William Dunn
PS Planetary and Solar System Sciences
The 2021 Division Outstanding Early Career Scientist Award is awarded to William Dunn for his outstanding contributions on understanding the morphology and driving mechanisms of Jupiter’s X-ray aurora, strong leadership in X-ray observing programs, and his generous service to outreach.
William Dunn has made remarkable contributions to the planetary science field, specifically by studying the planetary X-ray emissions and their relation to the solar wind and space weather as well as the causes of Jupiter’s quasi-periodic pulsations and auroral flares. Since his PhD at University College London, Dunn has demonstrated a clear scientific strategy for exceptional scientific outputs, and he obtained multiple observing campaigns with the X-ray space telescopes for Jupiter X-ray studies by proposing highly competitive science cases. These campaigns, put together, amount to more time than in the previous 17 years of Jupiter observations combined. Using the data planned by himself and the team he led, William Dunn derived compelling results that have significantly shifted the understanding of Jupiter’s X-ray auroral process, including the discovery published in Nature Astronomy of the independent behavior of X-ray emissions at both hemispheres of Jupiter.
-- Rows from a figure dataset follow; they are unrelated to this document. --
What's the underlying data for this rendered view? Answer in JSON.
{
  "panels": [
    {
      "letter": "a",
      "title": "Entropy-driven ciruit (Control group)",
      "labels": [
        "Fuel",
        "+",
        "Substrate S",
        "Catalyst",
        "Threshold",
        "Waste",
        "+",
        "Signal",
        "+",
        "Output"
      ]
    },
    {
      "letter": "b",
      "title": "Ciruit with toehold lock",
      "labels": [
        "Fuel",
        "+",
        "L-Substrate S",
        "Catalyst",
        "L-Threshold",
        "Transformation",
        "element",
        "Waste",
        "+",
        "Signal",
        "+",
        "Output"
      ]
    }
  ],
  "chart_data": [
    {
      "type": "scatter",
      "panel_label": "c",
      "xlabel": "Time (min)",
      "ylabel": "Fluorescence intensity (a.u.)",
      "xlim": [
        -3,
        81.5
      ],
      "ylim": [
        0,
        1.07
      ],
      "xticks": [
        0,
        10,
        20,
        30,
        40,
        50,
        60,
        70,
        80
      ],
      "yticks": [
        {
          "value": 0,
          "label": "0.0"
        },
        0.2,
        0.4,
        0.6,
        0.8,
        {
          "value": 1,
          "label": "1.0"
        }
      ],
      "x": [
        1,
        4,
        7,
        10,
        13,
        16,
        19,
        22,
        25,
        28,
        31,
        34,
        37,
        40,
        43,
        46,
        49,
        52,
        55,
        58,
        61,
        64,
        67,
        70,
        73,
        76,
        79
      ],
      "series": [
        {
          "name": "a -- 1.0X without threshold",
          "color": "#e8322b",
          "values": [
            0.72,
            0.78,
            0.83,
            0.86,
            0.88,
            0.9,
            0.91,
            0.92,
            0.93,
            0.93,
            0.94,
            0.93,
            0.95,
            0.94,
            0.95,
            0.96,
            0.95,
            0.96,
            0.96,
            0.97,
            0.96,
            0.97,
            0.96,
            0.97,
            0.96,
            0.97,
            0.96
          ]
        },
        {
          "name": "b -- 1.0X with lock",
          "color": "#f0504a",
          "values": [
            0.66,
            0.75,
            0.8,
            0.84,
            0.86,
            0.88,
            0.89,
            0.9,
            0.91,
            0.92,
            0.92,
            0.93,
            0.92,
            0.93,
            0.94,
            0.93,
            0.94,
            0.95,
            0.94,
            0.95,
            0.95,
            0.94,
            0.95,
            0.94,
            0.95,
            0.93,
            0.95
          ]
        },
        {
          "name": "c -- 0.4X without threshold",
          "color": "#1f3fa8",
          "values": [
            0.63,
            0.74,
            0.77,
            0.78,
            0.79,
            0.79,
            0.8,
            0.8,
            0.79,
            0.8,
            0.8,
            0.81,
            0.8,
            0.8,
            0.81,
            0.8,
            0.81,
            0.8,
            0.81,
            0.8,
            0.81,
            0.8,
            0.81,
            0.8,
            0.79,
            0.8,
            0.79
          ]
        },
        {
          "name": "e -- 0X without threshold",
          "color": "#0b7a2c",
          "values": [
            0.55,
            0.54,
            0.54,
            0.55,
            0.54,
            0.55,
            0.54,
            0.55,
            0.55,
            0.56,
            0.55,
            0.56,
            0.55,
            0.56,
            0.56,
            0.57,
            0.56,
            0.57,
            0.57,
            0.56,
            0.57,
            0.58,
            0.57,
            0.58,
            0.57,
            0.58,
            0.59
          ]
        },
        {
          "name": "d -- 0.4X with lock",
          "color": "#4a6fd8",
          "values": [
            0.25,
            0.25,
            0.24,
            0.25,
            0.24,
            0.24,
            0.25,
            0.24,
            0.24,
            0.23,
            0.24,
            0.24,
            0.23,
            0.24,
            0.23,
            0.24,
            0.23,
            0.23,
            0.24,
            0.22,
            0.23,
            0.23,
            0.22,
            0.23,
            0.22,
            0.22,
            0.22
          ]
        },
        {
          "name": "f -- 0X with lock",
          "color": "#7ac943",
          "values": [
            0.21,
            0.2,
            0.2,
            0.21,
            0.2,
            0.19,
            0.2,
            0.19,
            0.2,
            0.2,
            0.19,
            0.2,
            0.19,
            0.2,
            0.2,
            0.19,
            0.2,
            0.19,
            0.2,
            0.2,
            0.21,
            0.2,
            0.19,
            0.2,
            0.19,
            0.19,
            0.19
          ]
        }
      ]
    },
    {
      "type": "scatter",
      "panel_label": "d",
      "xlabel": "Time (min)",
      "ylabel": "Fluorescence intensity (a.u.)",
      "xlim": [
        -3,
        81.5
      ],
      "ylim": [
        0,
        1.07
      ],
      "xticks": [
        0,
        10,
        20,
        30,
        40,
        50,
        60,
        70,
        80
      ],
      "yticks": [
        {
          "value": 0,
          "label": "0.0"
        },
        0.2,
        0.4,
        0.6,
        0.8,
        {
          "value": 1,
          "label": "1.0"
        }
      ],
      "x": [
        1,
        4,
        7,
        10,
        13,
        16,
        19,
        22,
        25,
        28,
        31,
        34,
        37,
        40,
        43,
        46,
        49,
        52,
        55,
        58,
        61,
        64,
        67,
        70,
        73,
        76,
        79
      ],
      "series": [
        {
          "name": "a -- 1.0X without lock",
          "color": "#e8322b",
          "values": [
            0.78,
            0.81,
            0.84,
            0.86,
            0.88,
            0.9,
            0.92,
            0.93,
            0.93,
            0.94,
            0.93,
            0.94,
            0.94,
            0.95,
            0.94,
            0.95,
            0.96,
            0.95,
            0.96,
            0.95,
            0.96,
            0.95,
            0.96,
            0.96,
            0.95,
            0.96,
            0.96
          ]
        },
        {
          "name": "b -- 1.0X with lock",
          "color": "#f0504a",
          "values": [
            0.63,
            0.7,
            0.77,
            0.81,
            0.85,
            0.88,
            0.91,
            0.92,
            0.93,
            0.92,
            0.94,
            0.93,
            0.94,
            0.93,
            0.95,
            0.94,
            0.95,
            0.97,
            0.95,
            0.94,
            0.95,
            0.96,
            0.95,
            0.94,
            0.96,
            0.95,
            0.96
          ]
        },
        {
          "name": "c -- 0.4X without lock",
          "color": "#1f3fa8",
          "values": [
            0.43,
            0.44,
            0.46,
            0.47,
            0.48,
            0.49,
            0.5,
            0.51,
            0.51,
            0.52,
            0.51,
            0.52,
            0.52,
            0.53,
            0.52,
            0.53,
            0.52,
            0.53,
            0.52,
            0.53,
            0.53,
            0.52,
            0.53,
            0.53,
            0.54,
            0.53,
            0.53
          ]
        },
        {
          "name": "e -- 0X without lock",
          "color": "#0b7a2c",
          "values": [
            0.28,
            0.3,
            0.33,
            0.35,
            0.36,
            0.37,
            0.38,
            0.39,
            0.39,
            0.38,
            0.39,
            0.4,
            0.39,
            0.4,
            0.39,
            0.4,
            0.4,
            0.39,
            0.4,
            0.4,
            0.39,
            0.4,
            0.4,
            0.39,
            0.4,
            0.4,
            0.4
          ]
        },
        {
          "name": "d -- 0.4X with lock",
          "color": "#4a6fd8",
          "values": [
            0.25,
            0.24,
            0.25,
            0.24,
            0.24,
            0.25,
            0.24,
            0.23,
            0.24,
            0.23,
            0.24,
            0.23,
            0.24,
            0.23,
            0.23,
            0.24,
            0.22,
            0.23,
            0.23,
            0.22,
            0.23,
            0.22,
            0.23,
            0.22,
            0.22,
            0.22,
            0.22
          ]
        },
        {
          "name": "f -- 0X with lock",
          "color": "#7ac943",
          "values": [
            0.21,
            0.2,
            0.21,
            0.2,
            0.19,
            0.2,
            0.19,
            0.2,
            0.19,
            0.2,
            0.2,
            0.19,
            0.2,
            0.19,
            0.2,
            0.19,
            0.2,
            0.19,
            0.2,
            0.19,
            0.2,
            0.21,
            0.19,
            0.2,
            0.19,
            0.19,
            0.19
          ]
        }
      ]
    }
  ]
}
Dunn has published 30 papers in international peer-reviewed journals, several of which have achieved broader impacts and were highlighted in NASA and ESA media. Although he is still at an early stage of his scientific career, Dunn has already developed a strong reputation in the international planetary science community. He has been invited to present his research at 6 international conferences, including EGU, AGU, and MOP.
In addition to his scientific activities, Dunn has made outstanding contributions to outreach through programmes that created 24 school-scientist partnerships to involve school students in active space research. The programme has increased the number of students from underrepresented groups who undertake science degrees at UK universities and led to more than 80 school students becoming authors on scientific publications in the last 3 years.
In addition to being awarded large observational campaigns and fellowships, Dunn has also combined observations of different wavelengths from the solar source to the sinks of the giant planets’ atmospheres. Collectively, these accomplishments make William Dunn an extremely well qualified recipient of the Outstanding Early Career Scientist Award for the Planetary and Solar System Sciences Division.